Penjual kopi mengangguk lalu meletakkan kopi panas di kotak yang berfungsi seolah-olah meja. Sayang saya lupa memotret kopi di atas meja dadakan itu.
Gelas plastik berisi kopi diberi alas. Terbuat dari gelas plastik kosong dipotong dua. Kemudian bagian mulut dibalik, diselipkan ke pantat gelas plastik berisi kopi.
Selain membuat gelas tidak mudah goyah, tumpuan itu juga berfungsi sebagai tempat pegangan. Stabil dan tidak terasa sangat panas di tangan.
Pak Yana 64 tahun menjual kopi seduh sejak satu tahun lalu. Pekerjaan utama sebenarnya buruh bangunan dibayar harian.
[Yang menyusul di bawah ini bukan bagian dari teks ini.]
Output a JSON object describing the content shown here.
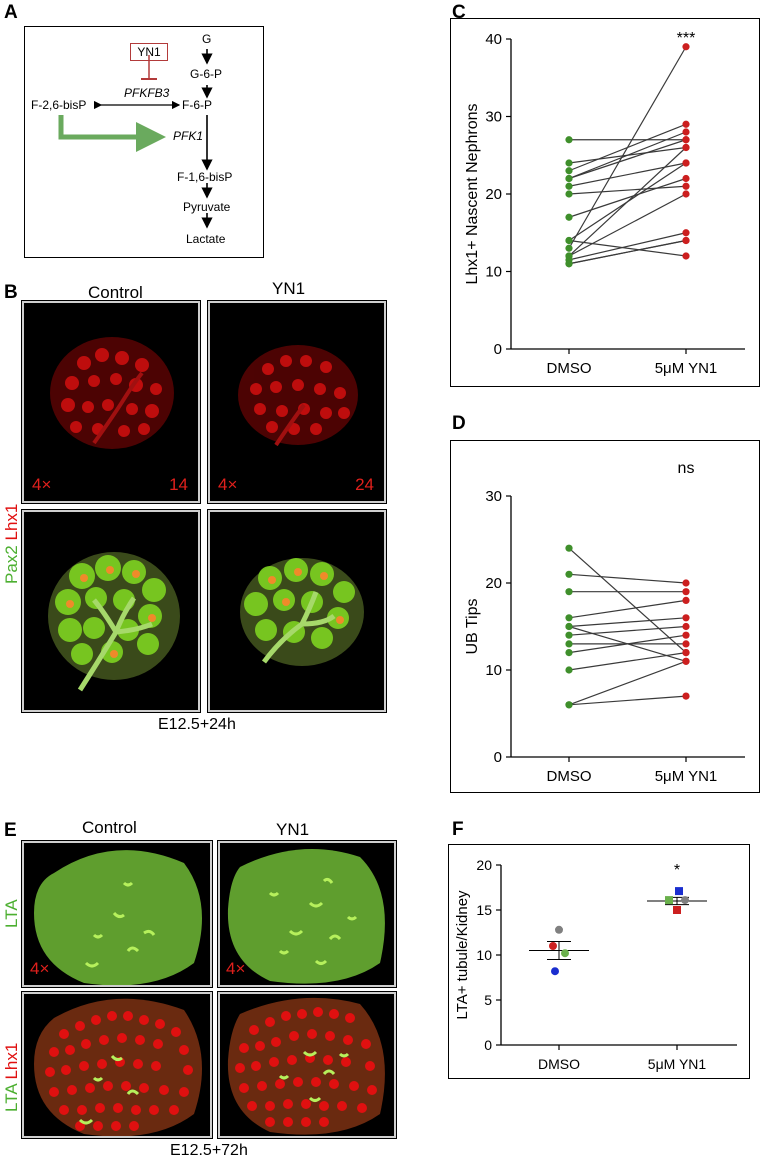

Ia jarang mendapatkan pekerjaan selama pandemi sampai sekarang.
“Yang penting keluar rumah. Cari rezeki dengan berjualan kopi seduh. Alhamdulillah, bersihnya dapet seribu (rupiah) dari segelas kopi.”
Selain itu, bisa bertemu dengan sesama pedagang pinggir jalan dan pembeli dengan beragam latar belakang.
Sambil membersihkan jalur limpasan air dari jalan ke parit yang penuh sedimen ditumbuhi rumput, pria itu mengaku dalam sehari bisa memperoleh Rp 50 ribu. Setara dengan 16 gelas kopi @ Rp 3 ribu per satuan. Untung Rp 16 ribu per hari.
“Jual kopi hanya sementara. Tutup kalau ada order,” matanya penuh harap.
Maksudnya, ada orang yang menggunakan jasanya sebagai buruh bangunan. Apa saja. Memperbaiki genteng, menambal sesuatu, bikin adukan. Pokoknya berkaitan dengan pekerjaan kasar bidang bangunan.
Air menitik dari langit mendung.
Saya bangkit menyerahkan uang kepada Pak Yana, penjual kopi motor nan tabah. Buru-buru pulang sebelum ramalan BMKG benar-benar terbukti.